Key points:

  • Bitcoin prices steady
  • Traders see the good
  • Buy the dip worked out

After a brief visit to $60,000, the OG token is back with a vengeance. Some are calling for Bitcoin’s demise, others are buying the dip. Who’s right?

🟢 Dip Buyers Clock In

  • Bitcoin BTCUSD steadied above $70,000 in Asia trade Monday morning after last week’s cliff dive to near $60,000. Prices hovered around $70,700 earlier today, a calm surface hiding serious whiplash beneath. Compared with Thursday’s plunge, this felt almost… civilized.
  • The bounce suggests bargain hunters showed up fast. When Bitcoin drops $10,000 in a session or two, someone always decides it looks cheap. Whether that’s conviction or muscle memory remains the open question.

⚖️ Is This a Floor? Is That a Floor?

  • Market chatter stays split. Some call $60,000 the “line in the sand,” others whisper bigger downside all the way to $30,000. In trader speak, support is where buyers tend to step in. Lose it, and things usually get messy.
  • For now, Bitcoin is holding above its 200-week moving average near $58,000. That long-term trend line often separates ugly corrections from full-blown bear markets. Bulls defended it. Barely.
  • Resistance sits around $73,000 to $75,000. Clear that, and sentiment can flip fast.

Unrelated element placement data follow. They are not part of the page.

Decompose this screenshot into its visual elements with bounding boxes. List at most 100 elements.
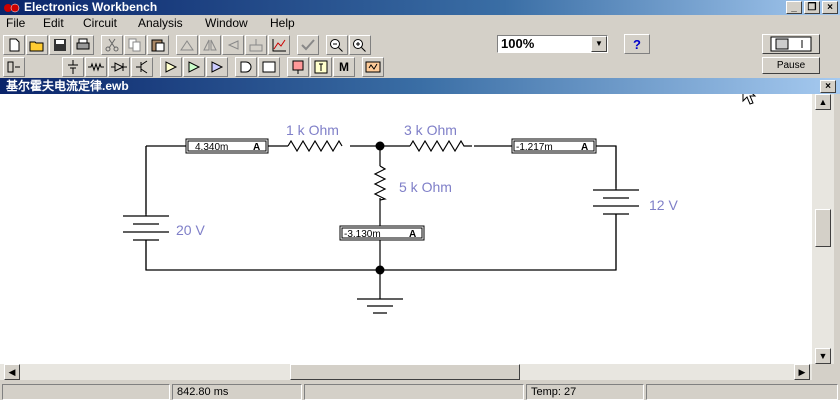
zoom-select[interactable]: 100% ▼: [497, 35, 608, 53]
transistors-bin-button[interactable]: [131, 57, 153, 77]
diodes-bin-button[interactable]: [108, 57, 130, 77]
zoom-out-button[interactable]: [326, 35, 348, 55]
ammeter-2[interactable]: -1.217m A: [511, 138, 597, 154]
component-properties-icon: [249, 39, 263, 52]
flip-horizontal-button[interactable]: [199, 35, 221, 55]
open-file-button[interactable]: [26, 35, 48, 55]
miscellaneous-bin-button[interactable]: M: [333, 57, 355, 77]
ammeter-1-unit: A: [253, 142, 260, 153]
new-file-icon: [9, 38, 20, 52]
basic-bin-button[interactable]: [85, 57, 107, 77]
graph-button[interactable]: [268, 35, 290, 55]
title-bar: Electronics Workbench _ ❐ ×: [0, 0, 840, 15]
close-button[interactable]: ×: [822, 1, 838, 14]
logic-gates-bin-button[interactable]: [235, 57, 257, 77]
rotate-button[interactable]: [176, 35, 198, 55]
status-extra: [646, 384, 838, 400]
scissors-icon: [105, 38, 119, 52]
resistor-5k-label: 5 k Ohm: [399, 179, 452, 195]
digital-ics-bin-button[interactable]: [206, 57, 228, 77]
resize-corner: [814, 364, 840, 380]
sources-bin-button[interactable]: [62, 57, 84, 77]
favorites-bin-button[interactable]: [3, 57, 25, 77]
menu-window[interactable]: Window: [205, 16, 248, 30]
battery-icon: [68, 60, 78, 74]
scroll-right-button[interactable]: ▶: [794, 364, 810, 380]
junction-bottom: [375, 265, 385, 275]
instruments-bin-button[interactable]: [362, 57, 384, 77]
ammeter-1-value: 4.340m: [195, 142, 228, 153]
wires: [145, 145, 617, 299]
scroll-left-button[interactable]: ◀: [4, 364, 20, 380]
copy-button[interactable]: [124, 35, 146, 55]
ammeter-2-value: -1.217m: [516, 142, 553, 153]
scroll-up-button[interactable]: ▲: [815, 94, 831, 110]
indicators-bin-button[interactable]: [287, 57, 309, 77]
vertical-scroll-thumb[interactable]: [815, 209, 831, 247]
menu-analysis[interactable]: Analysis: [138, 16, 183, 30]
circuit-canvas[interactable]: 1 k Ohm 3 k Ohm 5 k Ohm 20 V 12 V 4.340m…: [0, 94, 812, 364]
digital-ic-icon: [211, 61, 224, 73]
checkmark-icon: [301, 39, 315, 51]
flip-vertical-icon: [227, 40, 239, 50]
chevron-down-icon[interactable]: ▼: [591, 36, 607, 52]
battery-20v[interactable]: [120, 146, 172, 270]
diode-icon: [111, 62, 127, 72]
new-file-button[interactable]: [3, 35, 25, 55]
menu-file[interactable]: File: [6, 16, 25, 30]
battery-12v-label: 12 V: [649, 197, 678, 213]
print-button[interactable]: [72, 35, 94, 55]
menu-circuit[interactable]: Circuit: [83, 16, 117, 30]
resistor-3k-label: 3 k Ohm: [404, 122, 457, 138]
cut-button[interactable]: [101, 35, 123, 55]
mixed-ics-bin-button[interactable]: [183, 57, 205, 77]
menu-edit[interactable]: Edit: [43, 16, 64, 30]
resistor-3k[interactable]: [409, 139, 472, 153]
document-close-button[interactable]: ×: [820, 80, 836, 93]
control-icon: [314, 60, 328, 74]
save-file-button[interactable]: [49, 35, 71, 55]
document-title: 基尔霍夫电流定律.ewb: [0, 78, 840, 94]
horizontal-scrollbar[interactable]: ◀ ▶: [0, 364, 812, 380]
flip-vertical-button[interactable]: [222, 35, 244, 55]
transistor-icon: [136, 60, 148, 74]
indicator-icon: [292, 60, 304, 74]
battery-12v[interactable]: [590, 146, 642, 270]
menu-help[interactable]: Help: [270, 16, 295, 30]
digital-bin-button[interactable]: [258, 57, 280, 77]
ammeter-1[interactable]: 4.340m A: [185, 138, 269, 154]
restore-button[interactable]: ❐: [804, 1, 820, 14]
instrument-icon: [365, 61, 381, 73]
controls-bin-button[interactable]: [310, 57, 332, 77]
rotate-icon: [180, 40, 194, 51]
status-bar: 842.80 ms Temp: 27: [0, 382, 840, 400]
zoom-in-button[interactable]: [349, 35, 371, 55]
ground-symbol[interactable]: [357, 298, 403, 314]
zoom-out-icon: [330, 39, 343, 52]
resistor-1k[interactable]: [287, 139, 343, 153]
main-toolbar: [3, 34, 372, 56]
component-properties-button[interactable]: [245, 35, 267, 55]
paste-button[interactable]: [147, 35, 169, 55]
help-button[interactable]: ?: [624, 34, 650, 54]
ammeter-3[interactable]: -3.130m A: [339, 225, 425, 241]
mixed-ic-icon: [188, 61, 201, 73]
minimize-button[interactable]: _: [786, 1, 802, 14]
power-switch[interactable]: [762, 34, 820, 54]
logic-gate-icon: [240, 61, 252, 73]
horizontal-scroll-thumb[interactable]: [290, 364, 520, 380]
simulation-time: 842.80 ms: [172, 384, 302, 400]
resistor-5k[interactable]: [373, 165, 387, 201]
create-subcircuit-button[interactable]: [297, 35, 319, 55]
opamp-icon: [165, 61, 178, 73]
app-logo-icon: [4, 3, 20, 13]
save-disk-icon: [54, 39, 66, 51]
resistor-1k-label: 1 k Ohm: [286, 122, 339, 138]
vertical-scrollbar[interactable]: ▲ ▼: [812, 94, 834, 364]
status-message: [2, 384, 170, 400]
menu-bar: File Edit Circuit Analysis Window Help: [0, 15, 840, 32]
pause-button[interactable]: Pause: [762, 57, 820, 74]
analog-ics-bin-button[interactable]: [160, 57, 182, 77]
graph-icon: [272, 39, 286, 52]
scroll-down-button[interactable]: ▼: [815, 348, 831, 364]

💰 Institutions Quietly Buy In

  • Despite the drama (or precisely because of it?), US-listed Bitcoin ETFs pulled in $221 million in inflows on Feb. 6. That’s dip-buying with a spreadsheet, not a meme. Institutions tend to go YOLO when retail is yelling FUD.
  • Bitcoin’s “digital gold” narrative took a hit during the selloff, as it failed to hedge geopolitical stress. Gold rallied. Bitcoin wobbled. Some traders noticed that gap and made bank.
  • Verdict for now: trend wounded, not gone. The next breakout decides who gets bragging rights.